Anthony Stewart Head’s Giles, the series’ constant counselor, tries to coax her into action, knowing she’ll be needed in the titanic upcoming tilt with "The First," short for "the first evil," this season’s villain of villains.

Having lost an eye in a recent conflagration, Nicholas Brendon’s Xander ambles around in an eye patch looking like Basil St. John of "Brenda Starr." Yet, as ever, he remains a critical player. (It was Xander who single-handedly turned Willow from the brink of destruction.)

"You’re my strength, Xander," Buffy says. "You’re the reason I made it this far."

Eliza Dushku’s competing slayer Faith gets bumped aside in an explosive opening. Emma Caulfield continues to supply a winsome comic relief as the reformed vengeance demon Anya. She is an example of Whedon and Noxon’s inventive ability to replenish "the Scooby Gang," Buffy’s close-knit group of friends and helpers, which gets its name from the mystery-solving quintet in "Scooby-Doo." (They haven’t been without their missteps, witness Tom Lenk’s wimpy Andrew.)

Nathan Fillion, rescued from Whedon’s outer-space Fox flop "Firefly," returns as Caleb, the epitome of the show’s ornery and confrontational satire. (Dressed in priestly garb and misquoting the Bible for his own ends, he has already called down the ire of Brent Bozell’s arch-conservative Parents Television Council.)

Last but not least, there is also James Marsters’ Spike, the latest in a series of nice vampires - bad guys fighting to be good. He has served as the fulcrum of the series this season, as most of the Scoobies insisted he be killed, but Buffy maintained her belief in his ultimate redemption. Tonight’s ending puts Spike again at the pivot point, combined with the arrival of a secret guest star who will be no secret to fans who can almost set their watches to the time of his return.

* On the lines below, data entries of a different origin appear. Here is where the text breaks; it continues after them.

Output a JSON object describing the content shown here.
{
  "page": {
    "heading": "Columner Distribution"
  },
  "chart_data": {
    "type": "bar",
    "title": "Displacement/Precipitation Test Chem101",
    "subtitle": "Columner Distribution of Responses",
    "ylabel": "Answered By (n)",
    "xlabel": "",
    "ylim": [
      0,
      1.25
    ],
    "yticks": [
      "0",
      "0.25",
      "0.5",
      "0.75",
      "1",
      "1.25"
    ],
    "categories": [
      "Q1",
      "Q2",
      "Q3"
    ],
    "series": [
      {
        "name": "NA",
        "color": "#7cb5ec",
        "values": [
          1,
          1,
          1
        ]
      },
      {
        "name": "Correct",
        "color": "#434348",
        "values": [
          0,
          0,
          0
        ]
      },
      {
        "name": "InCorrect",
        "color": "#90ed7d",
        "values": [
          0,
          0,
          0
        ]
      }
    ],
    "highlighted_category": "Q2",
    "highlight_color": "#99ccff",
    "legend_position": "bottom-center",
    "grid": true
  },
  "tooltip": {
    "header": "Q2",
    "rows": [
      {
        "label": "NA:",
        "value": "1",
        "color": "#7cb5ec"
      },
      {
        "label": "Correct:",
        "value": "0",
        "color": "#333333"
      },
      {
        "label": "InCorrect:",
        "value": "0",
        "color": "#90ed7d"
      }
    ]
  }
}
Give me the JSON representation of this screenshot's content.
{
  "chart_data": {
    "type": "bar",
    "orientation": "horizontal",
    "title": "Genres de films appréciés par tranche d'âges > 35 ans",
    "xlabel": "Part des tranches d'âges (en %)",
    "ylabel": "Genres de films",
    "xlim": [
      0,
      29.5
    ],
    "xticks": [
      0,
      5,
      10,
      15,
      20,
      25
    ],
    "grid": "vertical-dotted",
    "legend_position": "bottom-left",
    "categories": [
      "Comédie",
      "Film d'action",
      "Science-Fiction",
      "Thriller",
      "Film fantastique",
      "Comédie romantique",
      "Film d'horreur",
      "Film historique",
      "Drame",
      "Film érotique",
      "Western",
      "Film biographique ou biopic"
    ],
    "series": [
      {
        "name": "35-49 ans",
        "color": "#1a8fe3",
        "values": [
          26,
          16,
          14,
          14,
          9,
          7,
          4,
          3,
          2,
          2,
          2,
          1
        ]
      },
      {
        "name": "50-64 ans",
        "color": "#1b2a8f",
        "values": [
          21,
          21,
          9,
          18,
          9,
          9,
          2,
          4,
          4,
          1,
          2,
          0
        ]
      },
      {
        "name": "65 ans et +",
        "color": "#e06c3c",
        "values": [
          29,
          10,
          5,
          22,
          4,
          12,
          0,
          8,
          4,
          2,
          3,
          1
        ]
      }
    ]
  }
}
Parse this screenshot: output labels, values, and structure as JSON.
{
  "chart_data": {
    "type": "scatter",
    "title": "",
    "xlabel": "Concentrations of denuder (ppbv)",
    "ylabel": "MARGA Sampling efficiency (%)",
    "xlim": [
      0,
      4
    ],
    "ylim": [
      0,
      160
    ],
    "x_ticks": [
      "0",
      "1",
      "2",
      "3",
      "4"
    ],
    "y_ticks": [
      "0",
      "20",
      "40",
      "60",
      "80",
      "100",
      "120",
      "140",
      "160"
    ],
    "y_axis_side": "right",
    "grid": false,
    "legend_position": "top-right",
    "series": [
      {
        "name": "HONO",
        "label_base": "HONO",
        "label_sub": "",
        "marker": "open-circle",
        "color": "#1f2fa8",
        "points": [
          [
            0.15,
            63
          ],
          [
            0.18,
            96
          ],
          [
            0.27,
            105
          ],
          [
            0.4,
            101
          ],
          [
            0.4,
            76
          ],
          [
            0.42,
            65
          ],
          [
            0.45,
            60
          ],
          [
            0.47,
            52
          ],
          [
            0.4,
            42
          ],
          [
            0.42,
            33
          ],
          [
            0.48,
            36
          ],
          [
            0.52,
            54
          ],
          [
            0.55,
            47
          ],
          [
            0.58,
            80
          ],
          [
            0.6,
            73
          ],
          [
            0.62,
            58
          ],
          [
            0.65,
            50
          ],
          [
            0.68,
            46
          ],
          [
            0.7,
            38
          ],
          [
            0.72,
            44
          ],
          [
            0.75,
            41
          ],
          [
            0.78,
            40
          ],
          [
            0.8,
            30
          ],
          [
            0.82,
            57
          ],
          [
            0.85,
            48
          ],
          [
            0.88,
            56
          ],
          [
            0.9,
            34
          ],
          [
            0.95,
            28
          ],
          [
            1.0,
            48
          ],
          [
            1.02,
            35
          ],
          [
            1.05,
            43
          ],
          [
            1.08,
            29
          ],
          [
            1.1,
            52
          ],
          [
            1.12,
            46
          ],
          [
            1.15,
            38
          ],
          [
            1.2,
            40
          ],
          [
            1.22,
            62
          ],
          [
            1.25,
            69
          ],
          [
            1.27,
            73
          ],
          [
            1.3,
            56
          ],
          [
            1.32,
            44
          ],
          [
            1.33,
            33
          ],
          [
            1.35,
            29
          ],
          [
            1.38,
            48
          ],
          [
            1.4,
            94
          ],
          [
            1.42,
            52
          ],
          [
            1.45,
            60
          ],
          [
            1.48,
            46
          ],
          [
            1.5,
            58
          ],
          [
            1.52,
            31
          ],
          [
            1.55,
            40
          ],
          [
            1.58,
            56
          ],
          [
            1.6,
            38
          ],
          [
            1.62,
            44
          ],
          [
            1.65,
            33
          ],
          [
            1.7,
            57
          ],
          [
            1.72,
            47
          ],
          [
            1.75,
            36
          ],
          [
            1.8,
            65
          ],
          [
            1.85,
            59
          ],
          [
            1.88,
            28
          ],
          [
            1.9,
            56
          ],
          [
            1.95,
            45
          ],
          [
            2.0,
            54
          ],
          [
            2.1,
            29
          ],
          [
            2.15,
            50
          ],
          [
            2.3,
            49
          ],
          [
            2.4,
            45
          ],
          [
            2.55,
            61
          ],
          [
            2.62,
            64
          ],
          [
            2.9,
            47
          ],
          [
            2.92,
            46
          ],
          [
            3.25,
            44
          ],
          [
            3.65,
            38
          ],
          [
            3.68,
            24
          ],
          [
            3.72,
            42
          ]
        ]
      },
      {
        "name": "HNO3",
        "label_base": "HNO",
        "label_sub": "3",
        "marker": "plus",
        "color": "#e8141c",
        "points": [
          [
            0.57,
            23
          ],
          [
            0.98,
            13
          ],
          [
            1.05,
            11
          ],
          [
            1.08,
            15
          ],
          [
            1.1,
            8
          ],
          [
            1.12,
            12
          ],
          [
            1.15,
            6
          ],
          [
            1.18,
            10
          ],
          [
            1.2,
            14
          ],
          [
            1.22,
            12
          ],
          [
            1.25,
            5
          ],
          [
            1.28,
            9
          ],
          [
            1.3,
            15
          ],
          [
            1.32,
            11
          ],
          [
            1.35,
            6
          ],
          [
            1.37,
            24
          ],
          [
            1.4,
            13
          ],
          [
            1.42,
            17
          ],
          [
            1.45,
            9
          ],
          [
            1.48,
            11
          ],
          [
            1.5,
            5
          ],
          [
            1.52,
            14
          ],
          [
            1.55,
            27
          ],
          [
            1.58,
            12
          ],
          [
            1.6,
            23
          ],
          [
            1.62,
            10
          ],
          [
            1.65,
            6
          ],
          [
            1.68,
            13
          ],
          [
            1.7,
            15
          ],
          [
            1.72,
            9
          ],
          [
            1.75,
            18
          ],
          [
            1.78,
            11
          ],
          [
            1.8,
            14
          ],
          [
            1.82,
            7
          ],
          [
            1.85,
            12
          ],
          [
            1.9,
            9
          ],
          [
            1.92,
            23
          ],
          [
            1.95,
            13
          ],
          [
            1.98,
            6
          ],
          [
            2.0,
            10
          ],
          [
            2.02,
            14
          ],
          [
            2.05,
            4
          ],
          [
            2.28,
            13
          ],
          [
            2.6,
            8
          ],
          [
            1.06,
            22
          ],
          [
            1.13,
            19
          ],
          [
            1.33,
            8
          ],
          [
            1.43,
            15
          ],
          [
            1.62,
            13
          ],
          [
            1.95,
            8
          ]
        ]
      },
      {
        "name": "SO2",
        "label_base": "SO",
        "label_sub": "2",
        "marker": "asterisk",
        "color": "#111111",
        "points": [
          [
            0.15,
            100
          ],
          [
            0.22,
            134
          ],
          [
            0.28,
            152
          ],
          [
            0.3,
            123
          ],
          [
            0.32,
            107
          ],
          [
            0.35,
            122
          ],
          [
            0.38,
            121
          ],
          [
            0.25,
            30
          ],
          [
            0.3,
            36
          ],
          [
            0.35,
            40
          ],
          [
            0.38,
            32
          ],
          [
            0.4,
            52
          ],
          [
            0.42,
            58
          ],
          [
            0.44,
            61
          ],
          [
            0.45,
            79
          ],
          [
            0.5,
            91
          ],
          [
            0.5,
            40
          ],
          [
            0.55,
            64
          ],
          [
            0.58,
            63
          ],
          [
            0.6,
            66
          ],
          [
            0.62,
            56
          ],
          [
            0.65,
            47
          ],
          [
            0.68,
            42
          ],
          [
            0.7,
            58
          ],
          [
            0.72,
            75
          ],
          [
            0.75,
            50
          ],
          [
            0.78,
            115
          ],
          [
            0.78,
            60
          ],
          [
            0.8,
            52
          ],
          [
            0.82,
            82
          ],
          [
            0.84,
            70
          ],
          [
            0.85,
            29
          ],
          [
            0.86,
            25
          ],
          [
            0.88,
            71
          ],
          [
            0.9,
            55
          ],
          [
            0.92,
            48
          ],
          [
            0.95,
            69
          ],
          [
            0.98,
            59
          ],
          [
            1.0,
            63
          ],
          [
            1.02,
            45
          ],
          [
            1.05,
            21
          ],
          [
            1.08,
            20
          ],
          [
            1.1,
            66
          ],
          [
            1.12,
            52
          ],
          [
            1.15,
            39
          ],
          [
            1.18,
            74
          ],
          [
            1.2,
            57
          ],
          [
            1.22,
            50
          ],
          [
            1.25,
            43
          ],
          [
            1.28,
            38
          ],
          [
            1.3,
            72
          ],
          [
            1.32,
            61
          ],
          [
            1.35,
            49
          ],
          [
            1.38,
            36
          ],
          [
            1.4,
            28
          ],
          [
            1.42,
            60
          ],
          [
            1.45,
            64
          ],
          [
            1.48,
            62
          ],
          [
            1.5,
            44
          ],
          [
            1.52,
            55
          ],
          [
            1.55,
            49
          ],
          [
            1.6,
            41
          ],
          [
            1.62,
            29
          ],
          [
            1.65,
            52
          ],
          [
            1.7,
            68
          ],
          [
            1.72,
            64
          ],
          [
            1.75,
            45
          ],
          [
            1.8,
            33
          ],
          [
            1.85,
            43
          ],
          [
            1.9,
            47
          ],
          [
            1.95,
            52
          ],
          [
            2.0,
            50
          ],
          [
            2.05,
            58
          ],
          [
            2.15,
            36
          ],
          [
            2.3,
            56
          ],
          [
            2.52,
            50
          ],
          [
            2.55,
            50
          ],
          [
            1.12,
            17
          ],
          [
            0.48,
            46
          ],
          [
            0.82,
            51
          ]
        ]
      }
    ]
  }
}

What beckons next week? Whedon could go for full tragedy. He could set the series down on a happy ending with Buffy, who "saved the world - a lot," according to the epitaph on an earlier tombstone, doing it one more time. She could die and yet be redeemed by the Guardians - the "Oedipus at Colonus" transcendence of tragedy. She could wake up in an insane asylum with all seven seasons a product of her imagination - a finale the series first posited last year.

Whatever happens, "Buffy" has already sealed its place in the pantheon. I can think of few dramas that have been more consistent ("The Sopranos"), a few more that have been as emotionally powerful ("Northern Exposure," "Hill Street Blues"), a few more than have been as daring ("The X-Files," "The Twilight Zone") and none that has been better at creating its own universe, staying true to its tenets and yet applying its stories to real-world concerns.

Most viewers won’t know what they’ve missed until it’s gone.